President Barack Obama received a frosty welcome Friday when he traveled to Roseburg, Oregon, to meet privately with survivors and loved-ones of nine people killed in a mass shooting there last week.
Hundreds of people, including some holding posters reading “Obama go home” and “Prayers not politics,” lined the streets as Obama’s motorcade passed.
Obama was met at the airport by Governor Kate Brown, and they travelled together to a meeting with survivors and the families of the people who died in the shooting at Umpqua Community College (UCC) on October 1.
In brief remarks after spending about one hour in the meeting, he said the families wanted to communicate how much they appreciate the help they’ve received from the UCC community and the country.
Obama, who has made several similar trips after mass shootings, said at some point the United States will have to find a way to prevent such tragedies from occurring with such regularity.
“We’re going to have to come together as a country, but today is about the families,” Obama said. He then left for a political fund-raiser in Seattle.
Many people in the rural town support gun ownership, and those who turned out to oppose to his visit called it “insensitive” because of its political message.
Michelle Finn, one of the organizers of the protest, accused Obama of taking the agony of families “and basically [saying] no matter what you are going through … I’m going to take your personal pain and use it for my political agenda.”

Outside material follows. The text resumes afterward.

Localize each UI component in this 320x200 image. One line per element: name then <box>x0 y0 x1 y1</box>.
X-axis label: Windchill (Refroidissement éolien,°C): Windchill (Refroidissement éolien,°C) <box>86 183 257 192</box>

She said the problem was mental health and not guns.
“This is a man who needed help and didn’t get it,” Finn said on CNN.
The shooter, Chris Harper-Mercer, shot himself after killing the nine students. Authorities later found 14 firearms legally acquired by the gunman and a family member.
In the wake of the shootings, Obama bemoaned the fact that such mass shootings had become “routine” in the US, and made a point that he would “politicize” the issue “because our inaction is a political decision that we are making.”